Alimentación para cuidar el cerebro
Una alimentación equilibrada aporta los nutrientes que el cerebro necesita para funcionar correctamente.
Es recomendable consumir con frecuencia:
Frutas y verduras variadas
Pescado rico en ácidos grasos omega-3
Aceite de oliva extra virgen
Frutos secos
Semillas
Legumbres
Cereales integrales
Abundante agua.
Reducir el consumo de alimentos ultraprocesados, exceso de azúcar y grasas trans también favorece la salud cerebral.
Mantener una vida social activa
Conversar, compartir actividades, participar en talleres, realizar voluntariado o mantener contacto con familiares y amigos estimula el lenguaje, la memoria, la empatía y la inteligencia emocional.

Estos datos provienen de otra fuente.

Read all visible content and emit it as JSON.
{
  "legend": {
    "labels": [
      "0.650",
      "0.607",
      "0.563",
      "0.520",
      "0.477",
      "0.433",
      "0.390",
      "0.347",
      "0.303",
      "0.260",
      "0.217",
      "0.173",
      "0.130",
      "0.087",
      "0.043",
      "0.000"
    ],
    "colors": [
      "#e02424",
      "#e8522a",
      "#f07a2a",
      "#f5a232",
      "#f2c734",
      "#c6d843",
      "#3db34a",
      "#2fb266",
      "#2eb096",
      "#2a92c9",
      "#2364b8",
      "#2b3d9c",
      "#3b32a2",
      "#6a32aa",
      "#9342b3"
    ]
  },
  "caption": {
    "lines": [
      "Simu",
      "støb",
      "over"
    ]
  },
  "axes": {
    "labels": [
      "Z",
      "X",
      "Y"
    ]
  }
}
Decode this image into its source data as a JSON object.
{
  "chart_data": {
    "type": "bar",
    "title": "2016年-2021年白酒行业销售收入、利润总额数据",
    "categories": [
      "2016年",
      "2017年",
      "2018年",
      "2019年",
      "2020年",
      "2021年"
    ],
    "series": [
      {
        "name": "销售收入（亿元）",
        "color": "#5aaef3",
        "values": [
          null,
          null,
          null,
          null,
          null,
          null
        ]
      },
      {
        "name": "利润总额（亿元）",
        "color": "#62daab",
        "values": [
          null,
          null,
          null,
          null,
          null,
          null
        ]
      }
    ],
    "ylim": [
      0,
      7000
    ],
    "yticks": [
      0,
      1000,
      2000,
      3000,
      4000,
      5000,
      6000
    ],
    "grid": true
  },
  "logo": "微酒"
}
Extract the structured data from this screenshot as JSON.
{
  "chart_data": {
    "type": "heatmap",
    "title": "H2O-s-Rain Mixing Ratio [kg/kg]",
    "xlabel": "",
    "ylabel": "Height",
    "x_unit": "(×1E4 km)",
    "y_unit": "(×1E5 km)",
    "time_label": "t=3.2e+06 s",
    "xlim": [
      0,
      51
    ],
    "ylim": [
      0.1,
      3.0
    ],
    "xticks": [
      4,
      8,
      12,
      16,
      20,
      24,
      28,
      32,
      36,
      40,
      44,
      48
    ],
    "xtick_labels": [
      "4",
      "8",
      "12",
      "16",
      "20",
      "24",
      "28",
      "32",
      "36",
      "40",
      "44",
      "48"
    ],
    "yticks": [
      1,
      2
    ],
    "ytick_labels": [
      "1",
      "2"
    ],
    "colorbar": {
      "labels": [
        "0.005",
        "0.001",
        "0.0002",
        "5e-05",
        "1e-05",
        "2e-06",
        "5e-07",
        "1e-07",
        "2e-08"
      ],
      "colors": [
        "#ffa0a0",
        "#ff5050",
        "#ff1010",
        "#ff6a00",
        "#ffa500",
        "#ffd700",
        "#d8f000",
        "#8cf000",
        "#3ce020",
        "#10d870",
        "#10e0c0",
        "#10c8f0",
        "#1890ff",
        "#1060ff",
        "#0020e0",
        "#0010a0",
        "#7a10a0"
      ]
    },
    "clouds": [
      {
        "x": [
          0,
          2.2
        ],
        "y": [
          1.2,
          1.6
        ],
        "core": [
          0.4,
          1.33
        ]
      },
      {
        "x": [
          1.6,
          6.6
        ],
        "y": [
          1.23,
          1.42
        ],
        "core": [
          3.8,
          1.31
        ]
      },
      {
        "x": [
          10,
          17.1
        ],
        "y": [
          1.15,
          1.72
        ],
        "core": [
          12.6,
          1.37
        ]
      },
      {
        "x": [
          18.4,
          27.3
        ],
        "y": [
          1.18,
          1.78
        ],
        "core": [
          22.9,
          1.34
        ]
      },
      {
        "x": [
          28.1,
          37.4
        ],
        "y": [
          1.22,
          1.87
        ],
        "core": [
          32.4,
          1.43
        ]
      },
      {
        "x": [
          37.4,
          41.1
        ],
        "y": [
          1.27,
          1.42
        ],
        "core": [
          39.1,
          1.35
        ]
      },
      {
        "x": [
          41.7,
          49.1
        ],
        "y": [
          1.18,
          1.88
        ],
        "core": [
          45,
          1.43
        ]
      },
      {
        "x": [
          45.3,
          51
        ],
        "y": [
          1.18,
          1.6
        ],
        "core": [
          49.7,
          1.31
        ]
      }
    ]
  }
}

El aislamiento social, en cambio, puede afectar negativamente el funcionamiento cognitivo y el bienestar general.
La naturaleza también estimula el cerebro
Caminar por un parque, observar aves, cuidar plantas, hacer jardinería o recorrer espacios naturales ayuda a disminuir el estrés y mejora la concentración.
Diversas investigaciones muestran que el contacto frecuente con la naturaleza favorece el equilibrio emocional y el rendimiento mental.

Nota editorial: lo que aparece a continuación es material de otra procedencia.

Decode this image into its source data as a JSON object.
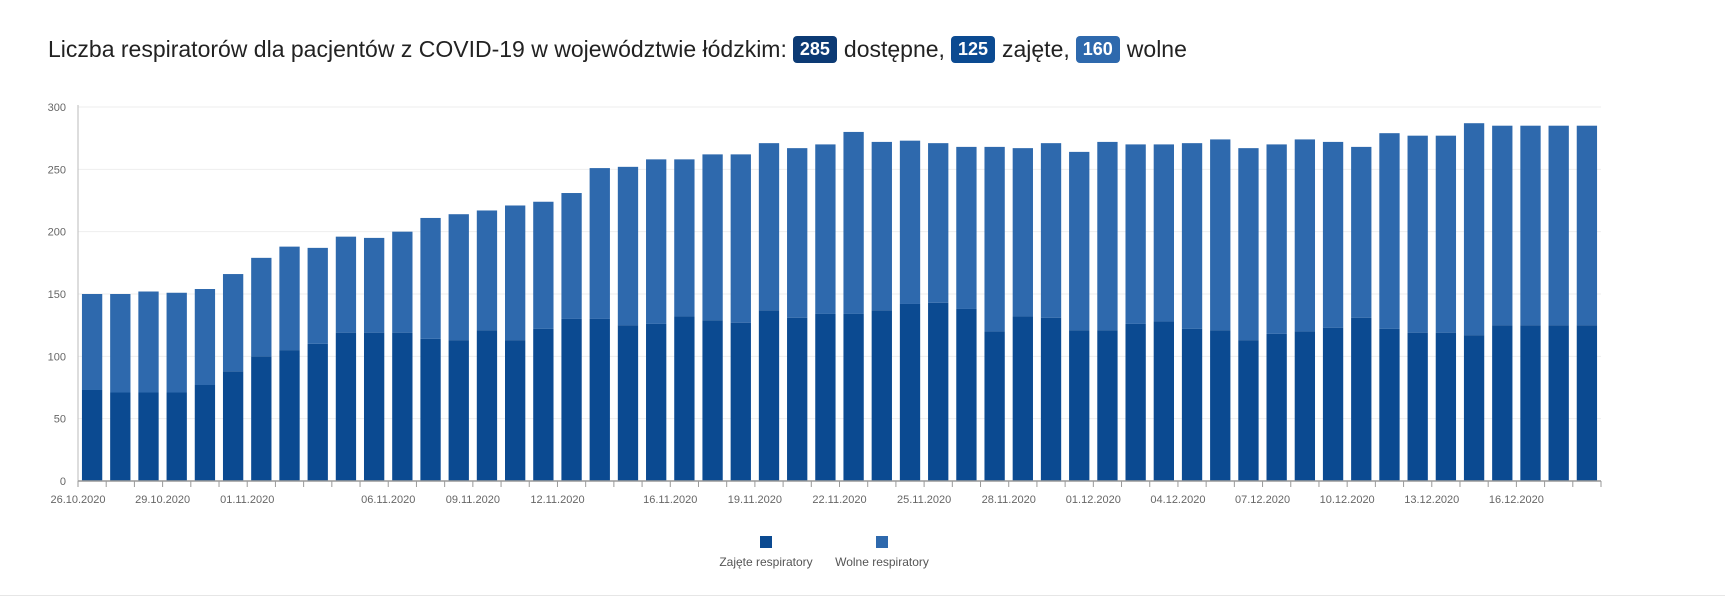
{
  "header": {
    "prefix": "Liczba respiratorów dla pacjentów z COVID-19 w województwie łódzkim:",
    "available_value": "285",
    "available_label": "dostępne,",
    "occupied_value": "125",
    "occupied_label": "zajęte,",
    "free_value": "160",
    "free_label": "wolne"
  },
  "colors": {
    "badge_available": "#0c3a74",
    "badge_occupied": "#0b4a91",
    "badge_free": "#2e69ad",
    "occupied": "#0b4a91",
    "free": "#2e69ad",
    "axis": "#999999",
    "grid": "#eeeeee"
  },
  "chart_data": {
    "type": "bar",
    "stacked": true,
    "title": "",
    "xlabel": "",
    "ylabel": "",
    "ylim": [
      0,
      300
    ],
    "yticks": [
      0,
      50,
      100,
      150,
      200,
      250,
      300
    ],
    "grid": "horizontal",
    "legend_position": "bottom-center",
    "categories": [
      "26.10.2020",
      "27.10.2020",
      "28.10.2020",
      "29.10.2020",
      "30.10.2020",
      "31.10.2020",
      "01.11.2020",
      "02.11.2020",
      "03.11.2020",
      "04.11.2020",
      "05.11.2020",
      "06.11.2020",
      "07.11.2020",
      "08.11.2020",
      "09.11.2020",
      "10.11.2020",
      "11.11.2020",
      "12.11.2020",
      "13.11.2020",
      "14.11.2020",
      "15.11.2020",
      "16.11.2020",
      "17.11.2020",
      "18.11.2020",
      "19.11.2020",
      "20.11.2020",
      "21.11.2020",
      "22.11.2020",
      "23.11.2020",
      "24.11.2020",
      "25.11.2020",
      "26.11.2020",
      "27.11.2020",
      "28.11.2020",
      "29.11.2020",
      "30.11.2020",
      "01.12.2020",
      "02.12.2020",
      "03.12.2020",
      "04.12.2020",
      "05.12.2020",
      "06.12.2020",
      "07.12.2020",
      "08.12.2020",
      "09.12.2020",
      "10.12.2020",
      "11.12.2020",
      "12.12.2020",
      "13.12.2020",
      "14.12.2020",
      "15.12.2020",
      "16.12.2020",
      "17.12.2020",
      "18.12.2020"
    ],
    "xtick_labels": [
      "26.10.2020",
      "29.10.2020",
      "01.11.2020",
      "06.11.2020",
      "09.11.2020",
      "12.11.2020",
      "16.11.2020",
      "19.11.2020",
      "22.11.2020",
      "25.11.2020",
      "28.11.2020",
      "01.12.2020",
      "04.12.2020",
      "07.12.2020",
      "10.12.2020",
      "13.12.2020",
      "16.12.2020"
    ],
    "series": [
      {
        "name": "Zajęte respiratory",
        "color": "#0b4a91",
        "values": [
          73,
          71,
          71,
          71,
          77,
          88,
          100,
          105,
          110,
          119,
          119,
          119,
          114,
          113,
          121,
          113,
          122,
          130,
          130,
          125,
          126,
          132,
          129,
          127,
          137,
          131,
          134,
          134,
          137,
          142,
          143,
          138,
          120,
          132,
          131,
          121,
          121,
          126,
          128,
          122,
          121,
          113,
          118,
          120,
          123,
          131,
          122,
          119,
          119,
          117,
          125,
          125,
          125,
          125
        ]
      },
      {
        "name": "Wolne respiratory",
        "color": "#2e69ad",
        "values": [
          77,
          79,
          81,
          80,
          77,
          78,
          79,
          83,
          77,
          77,
          76,
          81,
          97,
          101,
          96,
          108,
          102,
          101,
          121,
          127,
          132,
          126,
          133,
          135,
          134,
          136,
          136,
          146,
          135,
          131,
          128,
          130,
          148,
          135,
          140,
          143,
          151,
          144,
          142,
          149,
          153,
          154,
          152,
          154,
          149,
          137,
          157,
          158,
          158,
          170,
          160,
          160,
          160,
          160
        ]
      }
    ]
  }
}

Aprender algo nuevo cada semana
El cerebro disfruta de la novedad. Incorporar pequeños desafíos de manera habitual mantiene activas las conexiones neuronales.
Algunas ideas son:
Aprender una receta diferente
Descubrir una especie de ave
Identificar una planta
Conocer una palabra en otro idioma
Estudiar una constelación
Practicar una nueva técnica artística
Aprender primeros auxilios
Realizar un curso en línea.
Lo importante no es la dificultad, sino mantener la curiosidad y el deseo de seguir aprendiendo.
Nunca dejamos de aprender
El cerebro humano posee una capacidad extraordinaria para adaptarse y evolucionar. Cada nuevo conocimiento, experiencia o habilidad fortalece sus conexiones y contribuye a mantener una mente más activa, flexible y saludable.
Aprender un idioma, tocar un instrumento, leer, escribir, practicar un arte, desarrollar un oficio, hacer ejercicio, dormir bien, alimentarse de forma equilibrada y cultivar las relaciones sociales son hábitos que ayudan a preservar las funciones cognitivas y mejorar la calidad de vida.
El cerebro es el órgano más valioso del cuerpo humano. Cuidarlo cada día mediante el aprendizaje, la curiosidad y nuevos desafíos es una de las mejores decisiones para el presente y el futuro.